One of the most beautiful cemeteries I visited is Le Trou Aid Post Cemtery. This is a British cemetery and is the responsibility of the Commonwealth War Graves Commission (CWGC). It was designed by Sir Herbert Baker, the architect of the Indian Memorial at Neuve-Chapelle and buildings like the parliament in Delhi in India and the Union Building in Pretoria in South Africa.


The cemetery is located a few kilometers south of the French village of Fleurbaix in the Pas-de-Calais department in Northern France, less than 10 kilometers from the Belgian border. It has an almost square design, a moat runs around the cemetery, and the cemetery mainly contains weeping willows, which contribute to the beautiful cemetery.


The entrance is located on the Rue du Petillon, where 2 stone posts give access to the path to the actual entrance to the cemetery. On the left post is mentioned 'LE TROU AID POST' and on the left post is mentioned 'CEMETERY 1914-1915'. Then there's a path to the entrance building which has a cottage stylish look. Along the path is an information panel with information about the cemetery and the Battle of Fromelles. In the entrance building you will find the cemetery register where the names of the buried are mentioned. There's also a visitor's book where you can write something during your visit.


This cemetery contains 356 victims of the Great War, of which 207 are unidentified. They lie under a grave with the inscription 'A Soldier of the Great War, known unto God' or possibly mentioning his regiment, which sometimes was proven by the clothes or things they found on the body, such as a pin of the regiment.

Among the victims are soms distinguished soldiers:

  • Arthur Willoughby George Lowry Cole, Brigadier General in the General Staff and Commander of the 25th Infantry Brigade, awarded the Distinguished Service Order (DSO) and the Order of the Bath (CB).
  • Alan Knyveton Hargreaves, Captain in the Rifle Brigade, awarded the Distinguished Service Order (DSO).
  • Richard Jellard Ford, Captain in the Worcestershire Regiment, awarded the Military Cross (MC).
  • Reginald Percy Stoneham, Second Lieutenant in the Sherwood Foresters (Notts and Derby Regiment), awarded the Distinguished Conduct Medal (DCM).
Corporal W. Butler of the 1st Battalion Worcestershire Regiment and the soldiers J. Lickley and Joseph B. Metcalf, both of the West Yorkshire Regiment (Prince of Wales's Own) were only 17 years old whent they were killed. They are buried here too.

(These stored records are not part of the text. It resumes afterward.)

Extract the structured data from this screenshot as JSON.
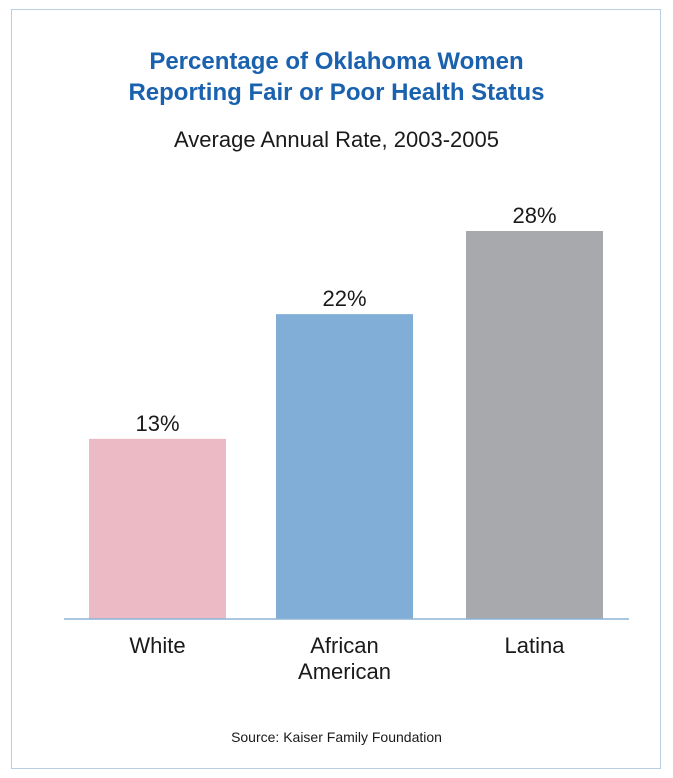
{
  "chart_data": {
    "type": "bar",
    "title_line1": "Percentage of Oklahoma Women",
    "title_line2": "Reporting Fair or Poor Health Status",
    "subtitle": "Average Annual Rate, 2003-2005",
    "categories": [
      [
        "White"
      ],
      [
        "African",
        "American"
      ],
      [
        "Latina"
      ]
    ],
    "values": [
      13,
      22,
      28
    ],
    "value_labels": [
      "13%",
      "22%",
      "28%"
    ],
    "colors": [
      "#ecbac4",
      "#80aed6",
      "#a8a9ad"
    ],
    "unit": "%",
    "ylim": [
      0,
      28
    ],
    "grid": false,
    "source": "Source: Kaiser Family Foundation"
  },
  "colors": {
    "title": "#1a61ae",
    "frame": "#b9cde3",
    "axis": "#8fb3d6"
  }
}
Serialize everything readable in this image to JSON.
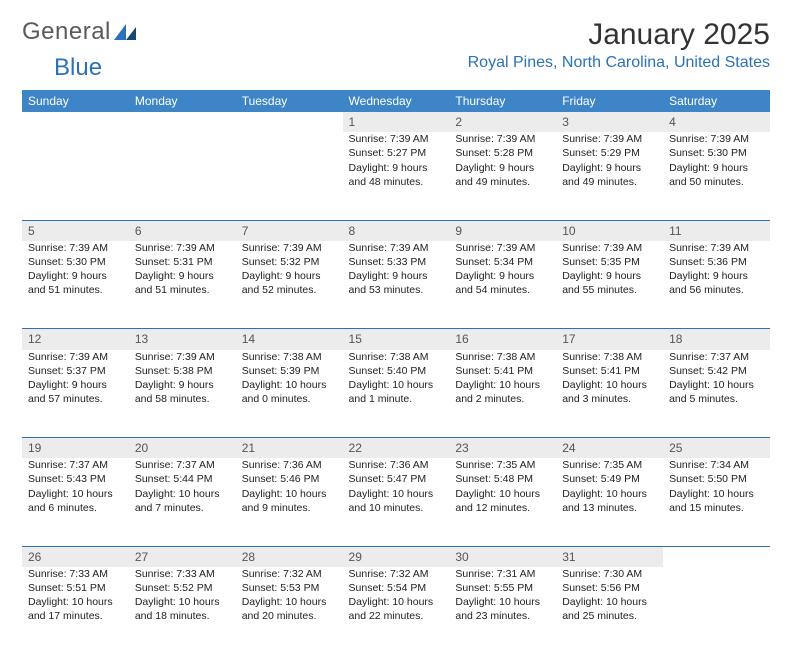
{
  "logo": {
    "word1": "General",
    "word2": "Blue",
    "triColor": "#2a72b5"
  },
  "title": "January 2025",
  "location": "Royal Pines, North Carolina, United States",
  "colors": {
    "headerBg": "#3d85c6",
    "headerText": "#ffffff",
    "dayNumBg": "#ececec",
    "dayNumText": "#555555",
    "rowBorder": "#2a72b5",
    "accent": "#2a72b5"
  },
  "weekdays": [
    "Sunday",
    "Monday",
    "Tuesday",
    "Wednesday",
    "Thursday",
    "Friday",
    "Saturday"
  ],
  "weeks": [
    [
      null,
      null,
      null,
      {
        "n": "1",
        "sr": "7:39 AM",
        "ss": "5:27 PM",
        "dl": "9 hours and 48 minutes."
      },
      {
        "n": "2",
        "sr": "7:39 AM",
        "ss": "5:28 PM",
        "dl": "9 hours and 49 minutes."
      },
      {
        "n": "3",
        "sr": "7:39 AM",
        "ss": "5:29 PM",
        "dl": "9 hours and 49 minutes."
      },
      {
        "n": "4",
        "sr": "7:39 AM",
        "ss": "5:30 PM",
        "dl": "9 hours and 50 minutes."
      }
    ],
    [
      {
        "n": "5",
        "sr": "7:39 AM",
        "ss": "5:30 PM",
        "dl": "9 hours and 51 minutes."
      },
      {
        "n": "6",
        "sr": "7:39 AM",
        "ss": "5:31 PM",
        "dl": "9 hours and 51 minutes."
      },
      {
        "n": "7",
        "sr": "7:39 AM",
        "ss": "5:32 PM",
        "dl": "9 hours and 52 minutes."
      },
      {
        "n": "8",
        "sr": "7:39 AM",
        "ss": "5:33 PM",
        "dl": "9 hours and 53 minutes."
      },
      {
        "n": "9",
        "sr": "7:39 AM",
        "ss": "5:34 PM",
        "dl": "9 hours and 54 minutes."
      },
      {
        "n": "10",
        "sr": "7:39 AM",
        "ss": "5:35 PM",
        "dl": "9 hours and 55 minutes."
      },
      {
        "n": "11",
        "sr": "7:39 AM",
        "ss": "5:36 PM",
        "dl": "9 hours and 56 minutes."
      }
    ],
    [
      {
        "n": "12",
        "sr": "7:39 AM",
        "ss": "5:37 PM",
        "dl": "9 hours and 57 minutes."
      },
      {
        "n": "13",
        "sr": "7:39 AM",
        "ss": "5:38 PM",
        "dl": "9 hours and 58 minutes."
      },
      {
        "n": "14",
        "sr": "7:38 AM",
        "ss": "5:39 PM",
        "dl": "10 hours and 0 minutes."
      },
      {
        "n": "15",
        "sr": "7:38 AM",
        "ss": "5:40 PM",
        "dl": "10 hours and 1 minute."
      },
      {
        "n": "16",
        "sr": "7:38 AM",
        "ss": "5:41 PM",
        "dl": "10 hours and 2 minutes."
      },
      {
        "n": "17",
        "sr": "7:38 AM",
        "ss": "5:41 PM",
        "dl": "10 hours and 3 minutes."
      },
      {
        "n": "18",
        "sr": "7:37 AM",
        "ss": "5:42 PM",
        "dl": "10 hours and 5 minutes."
      }
    ],
    [
      {
        "n": "19",
        "sr": "7:37 AM",
        "ss": "5:43 PM",
        "dl": "10 hours and 6 minutes."
      },
      {
        "n": "20",
        "sr": "7:37 AM",
        "ss": "5:44 PM",
        "dl": "10 hours and 7 minutes."
      },
      {
        "n": "21",
        "sr": "7:36 AM",
        "ss": "5:46 PM",
        "dl": "10 hours and 9 minutes."
      },
      {
        "n": "22",
        "sr": "7:36 AM",
        "ss": "5:47 PM",
        "dl": "10 hours and 10 minutes."
      },
      {
        "n": "23",
        "sr": "7:35 AM",
        "ss": "5:48 PM",
        "dl": "10 hours and 12 minutes."
      },
      {
        "n": "24",
        "sr": "7:35 AM",
        "ss": "5:49 PM",
        "dl": "10 hours and 13 minutes."
      },
      {
        "n": "25",
        "sr": "7:34 AM",
        "ss": "5:50 PM",
        "dl": "10 hours and 15 minutes."
      }
    ],
    [
      {
        "n": "26",
        "sr": "7:33 AM",
        "ss": "5:51 PM",
        "dl": "10 hours and 17 minutes."
      },
      {
        "n": "27",
        "sr": "7:33 AM",
        "ss": "5:52 PM",
        "dl": "10 hours and 18 minutes."
      },
      {
        "n": "28",
        "sr": "7:32 AM",
        "ss": "5:53 PM",
        "dl": "10 hours and 20 minutes."
      },
      {
        "n": "29",
        "sr": "7:32 AM",
        "ss": "5:54 PM",
        "dl": "10 hours and 22 minutes."
      },
      {
        "n": "30",
        "sr": "7:31 AM",
        "ss": "5:55 PM",
        "dl": "10 hours and 23 minutes."
      },
      {
        "n": "31",
        "sr": "7:30 AM",
        "ss": "5:56 PM",
        "dl": "10 hours and 25 minutes."
      },
      null
    ]
  ],
  "labels": {
    "sunrise": "Sunrise:",
    "sunset": "Sunset:",
    "daylight": "Daylight:"
  }
}
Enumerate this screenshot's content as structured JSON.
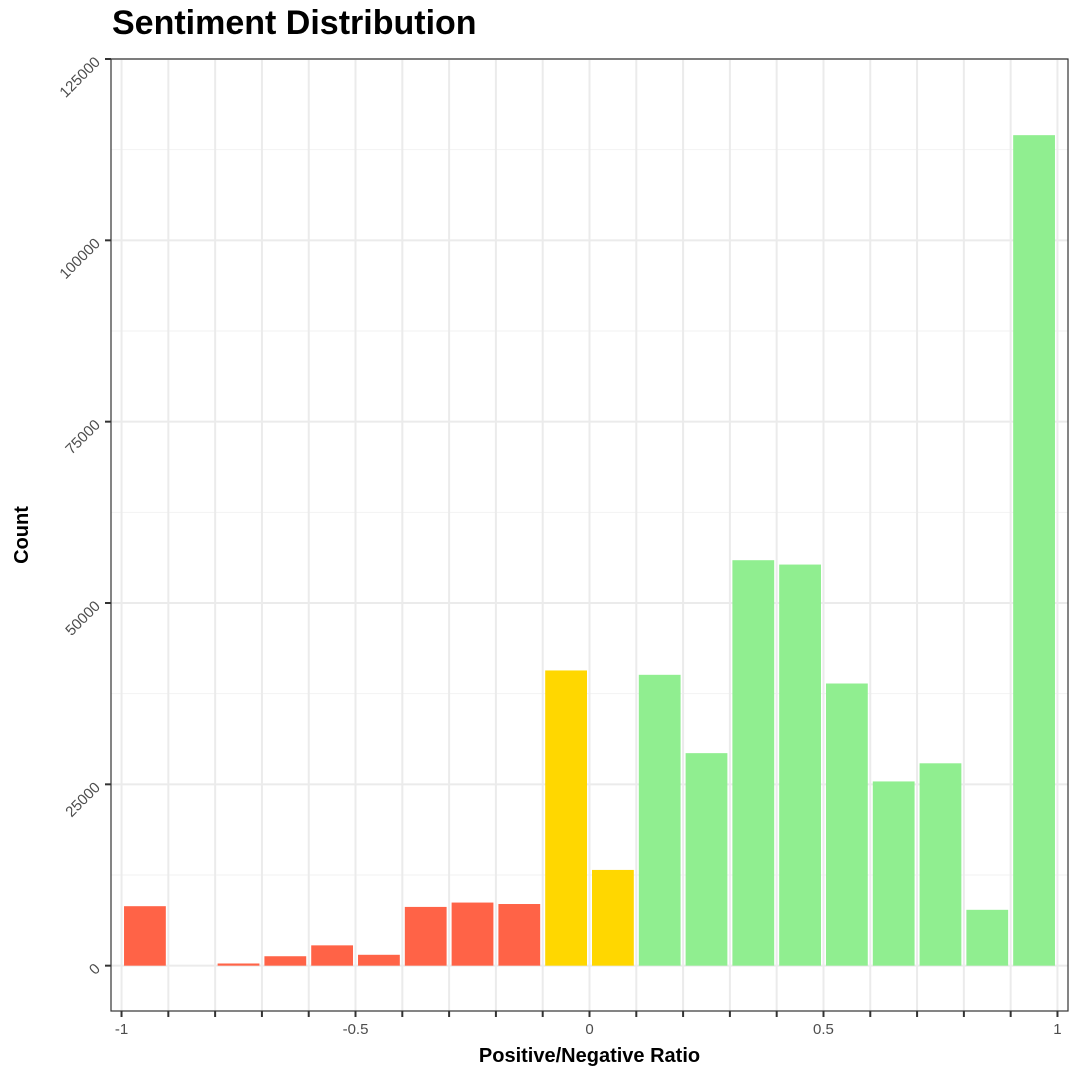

Le Trou Aid Post Cemetery was used for the first time between October 1914 and July 1915, relatively close to the beginning of the war. The cemetery was next to a regimental aid post and dressing station and not far from the support trenches that led to the frontline. 123 fallen were buried there towards the end of the war. After the war another 230 graves were moved there from the battlefields in the area of from smaller cemeteries that were cleared. La Haute Loge British Cemetery in Le Maisnil is one such cemetery. Most casualties fell during the heavy fighting in Le Maisnil in October 1914, the Battle for Aubers Ridge (9-10 May 1915), the Battle of Loos (25 September - 14 October 1915) and the Battle of Fromelles (19-20 July 1916). Five victims are commemorated with 'Special Memorials' because their graves can not be found anymore. On these graves is mentioned the text 'Known to be buried in this cemetery'. Among the identified victims are 138 British soldiers, 7 Canadian and 4 Australians. There are also 2 French graves.


It was also in this area that Brigadier General Pompey Elliott of the 15th Brigade had his headquartes during the Battle for Aubers Ridge. The grave of the aforementioned Arthur Willoughby George Lowry Cole is prove of this, he was killed during the first attempt to take Fromelles on May 9, 1915.

80 graves of men of the 2nd Argyll and Sutherland Higlanders and the 1st Middlesex were transferred from La Haute Loge British Cemetery, they died on October 21, 1914. After holding the line for a long time against a majority, they were forced to retreat in the end. The enemy buried their dead on the cemetery a day later.


If you'te in the vicinity of Fromelles, Armentières, Lille, Heuvelland, Komen... do not hesitate to make a detour to this cemetery, it is well worth the visit. I visited it in 2014 at the end of my road trip along the WW1 frontline, from Colmar to the Flanders Field American Cemetery in Waregem.